The Nostromo spaceship houses a few distinct personalities on board including Tom Skerritt as Captain Dallas; Sigourney Weaver as the by-the-book Lieutenant Ripley; Ian Holm as Ash, a geologist and Science Officer who has an agenda that nobody had bargained for; John Hurt as an executive officer with a slight stomach problem and Veronica Cartwright as navigator of the ship. Finally there's Yaphet Kotto and Harry Dean Stanton as engineers who wonder about their financial shares. They have all been in a 10-month sleep hibernation and awaken to find that the Nostromo (which they refer to as Mother) had intercepted a signal of "unknown origin" (this ordinary phrase became the title of a 1983 monster flick). Well we know what that means - an alien signal from some distant moon. Rather than head home, they investigate what may be an alien species. Other than the slowly-developing duplicitous nature of the Science Officer, they couldn't have bargained for a moon where a massive ship exists, an interior of a human melded to a turret and some existing organism, and a cavernous underground of unhatched cocoon-like eggs! You guessed it, it is a disgusting alien form in those eggs! Pray it does not hatch.
"Alien" is still mentioned as the phenomenal sci-fi monster picture that has not been beat for sheer claustrophobic terror using the vacuum of space and an enormous ship as its settings. Though I admire some of the sequels, "Alien" did it first and did it better because its got Ridley Scott who has far more skill and imagination and works well with actors. Yet this movie is not nearly the gross-out that other sequels or its legion of imitators have managed - it has elegance in its structure and moments that make you scream or at least shake you out of your chair. The movie moves at a deliberate pace and with Jerry Goldsmith's sneaky and melodic music score that gives you goosebumps when least expected, it is elevated beyond anything that was released prior to it.

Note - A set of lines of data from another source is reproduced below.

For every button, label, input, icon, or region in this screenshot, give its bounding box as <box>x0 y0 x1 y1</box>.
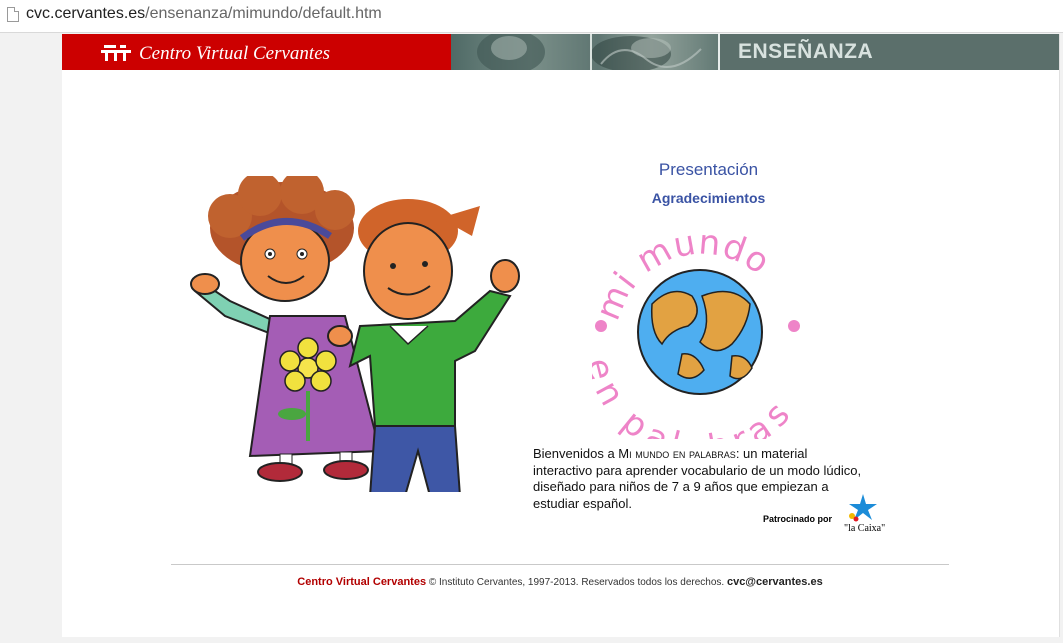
footer-brand-link[interactable]: Centro Virtual Cervantes <box>297 576 426 588</box>
header-art-image <box>451 34 718 70</box>
page-icon <box>7 7 19 22</box>
footer-copyright: © Instituto Cervantes, 1997-2013. Reserv… <box>426 577 727 588</box>
footer-divider <box>171 564 949 565</box>
url-text[interactable]: cvc.cervantes.es/ensenanza/mimundo/defau… <box>26 5 382 23</box>
sponsor-name: "la Caixa" <box>844 523 886 534</box>
cervantes-logo-icon <box>101 45 131 61</box>
la-caixa-logo[interactable]: "la Caixa" <box>838 492 886 534</box>
welcome-text: Bienvenidos a Mi mundo en palabras: un m… <box>533 446 863 512</box>
welcome-pre: Bienvenidos a <box>533 446 619 461</box>
header-section-bar[interactable]: ENSEÑANZA <box>718 34 1059 70</box>
url-host: cvc.cervantes.es <box>26 5 146 22</box>
footer-email-link[interactable]: cvc@cervantes.es <box>727 576 823 588</box>
page-content: Centro Virtual Cervantes ENSEÑANZA Prese… <box>62 34 1060 637</box>
presentacion-link[interactable]: Presentación <box>582 160 835 180</box>
footer: Centro Virtual Cervantes © Instituto Cer… <box>171 576 949 588</box>
children-illustration <box>190 176 520 492</box>
globe-icon <box>637 269 763 395</box>
star-logo-icon <box>849 494 877 522</box>
mi-mundo-en-palabras-logo: mi mundo en palabras <box>592 234 800 439</box>
url-path: /ensenanza/mimundo/default.htm <box>145 5 382 22</box>
header-brand-bar[interactable]: Centro Virtual Cervantes <box>62 34 451 70</box>
section-title: ENSEÑANZA <box>738 40 874 63</box>
brand-title: Centro Virtual Cervantes <box>139 43 331 64</box>
welcome-title: Mi mundo en palabras <box>618 446 736 461</box>
address-bar[interactable]: cvc.cervantes.es/ensenanza/mimundo/defau… <box>0 0 1063 33</box>
agradecimientos-link[interactable]: Agradecimientos <box>582 190 835 206</box>
sponsor-label: Patrocinado por <box>763 514 833 524</box>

I'd be hard-pressed to find much insight into its characters and that may be "Alien's" one minute flaw. The crew is a colorful, brash group who worry about concerns that everyone can relate to (the food quality, sexual innuendoes, fear of the unknown) and it is their strong personalities that give the film an ounce of purpose and urgency. I must mention the feeling of urgency especially in Veronica Cartwright who looks as nonplussed, exhausted and scared as she did in 1978's "Invasion of the Body Snatchers." Like any horror film, even one set in space, you have to sympathize with the characters and care about their plight or else the inevitable horror is diminished - it is sheerly amazing how often horror imitators have gotten this wrong. In "Alien," we care about this motley crew because they are human in the way they interact, joke and finally determine their own control of this perilous situation. Sigourney Weaver comes into her own as the strict Ripley who wants to follow protocol - her antagonist is the peculiar Ash. Though we think she might be killed by the alien sooner than most, she turns out to be the most sensible of the group. Well, if she weren't, she would not have been the fan favorite to have appeared in three sequels.
Another plus is that Ridley Scott and writer Dan O'Bannon do not reveal the creature too early on - the full-sized iconic Alien itself that spews acid is only seen in glimpses towards the end. Then there's the singular moment that made film history - the chestburster moment where the baby alien growls and tears itself out of John Hurt's chest. That moment is still horrifying enough to give you nightmares. "Alien" is the true nightmare space horror film where no one can hear you scream except in a movie theater.